Et cela passe d’abord par la parole. La 2e lecture (He 12,18-24) nous rappelle que le Dieu d’Israël est à entendre et non à voir : « Frères, quand vous êtes venus vers Dieu, vous n’êtes pas venus vers une réalité palpable, embrasée par le feu, comme la montagne du Sinaï : pas d’obscurité, de ténèbres ni d’ouragan, pas de son de trompettes… »
Circulez, il n’y a rien à voir ! L’écoute nous libère de ce que la pulsion scopique contient de possession, domination, asservissement.
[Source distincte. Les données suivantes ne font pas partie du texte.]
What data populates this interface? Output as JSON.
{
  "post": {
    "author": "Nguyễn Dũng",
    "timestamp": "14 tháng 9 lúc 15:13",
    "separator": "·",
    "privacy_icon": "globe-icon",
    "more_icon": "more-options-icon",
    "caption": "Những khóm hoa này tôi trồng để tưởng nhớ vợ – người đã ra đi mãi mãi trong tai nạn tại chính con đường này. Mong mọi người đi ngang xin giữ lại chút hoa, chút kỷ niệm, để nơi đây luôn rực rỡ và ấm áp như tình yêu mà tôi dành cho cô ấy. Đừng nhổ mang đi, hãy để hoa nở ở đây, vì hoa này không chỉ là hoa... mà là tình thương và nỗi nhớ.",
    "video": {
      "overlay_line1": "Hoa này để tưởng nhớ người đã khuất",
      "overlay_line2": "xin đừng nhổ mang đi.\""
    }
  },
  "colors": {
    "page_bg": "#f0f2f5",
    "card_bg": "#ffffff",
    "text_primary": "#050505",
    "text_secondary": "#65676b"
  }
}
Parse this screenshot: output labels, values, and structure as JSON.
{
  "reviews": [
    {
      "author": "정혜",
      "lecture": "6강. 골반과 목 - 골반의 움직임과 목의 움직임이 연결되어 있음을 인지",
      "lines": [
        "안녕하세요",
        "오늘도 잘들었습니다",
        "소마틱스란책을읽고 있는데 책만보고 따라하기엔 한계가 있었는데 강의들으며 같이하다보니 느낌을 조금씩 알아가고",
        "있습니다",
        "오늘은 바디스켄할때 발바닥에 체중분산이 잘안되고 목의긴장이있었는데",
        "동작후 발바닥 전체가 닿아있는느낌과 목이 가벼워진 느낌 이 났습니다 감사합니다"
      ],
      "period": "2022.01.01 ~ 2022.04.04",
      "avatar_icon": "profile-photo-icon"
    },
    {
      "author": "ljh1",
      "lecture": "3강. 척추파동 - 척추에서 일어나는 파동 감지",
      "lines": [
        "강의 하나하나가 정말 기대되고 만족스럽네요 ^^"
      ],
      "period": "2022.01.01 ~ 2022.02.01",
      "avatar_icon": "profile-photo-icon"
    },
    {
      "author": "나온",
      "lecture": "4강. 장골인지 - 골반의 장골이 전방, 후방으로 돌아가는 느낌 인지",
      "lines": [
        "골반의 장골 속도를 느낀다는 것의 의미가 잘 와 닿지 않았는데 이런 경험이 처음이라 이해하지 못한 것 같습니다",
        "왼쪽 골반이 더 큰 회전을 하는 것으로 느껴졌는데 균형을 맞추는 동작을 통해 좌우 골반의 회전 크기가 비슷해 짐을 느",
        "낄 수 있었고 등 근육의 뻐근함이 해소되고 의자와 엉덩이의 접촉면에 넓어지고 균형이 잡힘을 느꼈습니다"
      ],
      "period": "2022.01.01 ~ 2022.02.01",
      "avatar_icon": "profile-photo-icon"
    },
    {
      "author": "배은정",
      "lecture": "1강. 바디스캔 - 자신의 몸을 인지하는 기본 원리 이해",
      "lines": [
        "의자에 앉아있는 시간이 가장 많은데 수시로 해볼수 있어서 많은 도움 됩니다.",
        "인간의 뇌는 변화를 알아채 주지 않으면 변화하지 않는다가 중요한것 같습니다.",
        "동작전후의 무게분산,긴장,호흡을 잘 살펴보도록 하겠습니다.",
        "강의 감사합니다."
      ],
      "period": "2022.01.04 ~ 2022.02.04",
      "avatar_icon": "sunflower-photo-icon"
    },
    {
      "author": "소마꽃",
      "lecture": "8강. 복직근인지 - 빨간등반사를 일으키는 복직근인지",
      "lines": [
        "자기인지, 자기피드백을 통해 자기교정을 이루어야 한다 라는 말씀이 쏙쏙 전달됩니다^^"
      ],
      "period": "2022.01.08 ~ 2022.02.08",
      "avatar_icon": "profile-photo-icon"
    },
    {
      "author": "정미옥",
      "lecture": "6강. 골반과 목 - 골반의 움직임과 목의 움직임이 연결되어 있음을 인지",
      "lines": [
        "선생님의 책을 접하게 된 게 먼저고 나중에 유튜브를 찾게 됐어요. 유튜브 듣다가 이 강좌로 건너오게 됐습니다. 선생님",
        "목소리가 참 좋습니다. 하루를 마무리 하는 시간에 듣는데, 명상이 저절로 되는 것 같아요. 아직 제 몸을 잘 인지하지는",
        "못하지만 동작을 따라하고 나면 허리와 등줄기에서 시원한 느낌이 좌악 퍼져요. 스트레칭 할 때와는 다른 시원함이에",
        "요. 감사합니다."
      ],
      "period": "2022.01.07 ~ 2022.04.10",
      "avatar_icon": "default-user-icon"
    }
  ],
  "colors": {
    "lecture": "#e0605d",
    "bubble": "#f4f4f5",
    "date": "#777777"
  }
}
L’interdit de représenter Dieu ou les visages dans le judaïsme et dans l’islam est la trace de cette importance première de l’ouïe sur la vue : « Écoute Israël ! » « Shema Israël ! » (Dt 6,4). Tu ne te feras aucune représentation de Dieu. Car Dieu n’est pas à voir, mais à entendre.

En christianisme, l’Esprit atteste de l’invisibilité de Dieu, et c’est cet Esprit de sagesse qui parle à nos cœurs dans la prière, l’étude de l’Écriture, les évènements, la nature… : « Que celui qui a des oreilles entende ce que l’Esprit dit aux Églises ! », ne cesse de répéter l’Apocalypse.
La Règle de St Benoît depuis des siècles invite les moines à être d’abord une grande oreille face à Dieu, dont le père abbé a la charge de transmettre la voix : « écoute, mon fils, les préceptes du maître et tends l’oreille de ton cœur… » (Prologue de la Règle de St Benoît)

 

Quel sage êtes-vous ?

ConfuciusVous objecterez : cela concerne les sages, mais je ne suis pas sage ! Erreur ! Tout être humain avec les années accumule des expériences de vie et une forme de réflexion sur son existence. Les retraités en bleu de travail du haut-fourneau n° 4 d’Uckange ne savent pas qu’en racontant leur usine ils transmettent en même temps une philosophie de leur métier, des solidarités vécues, de l’œuvre accomplie… Mais, en créant ce musée à force de passion, ils sont bel et bien devenus des maillons vivants de la chaîne de transmission du caractère d’une région, de ses familles, de ses fiertés, échecs et réussites mêlées.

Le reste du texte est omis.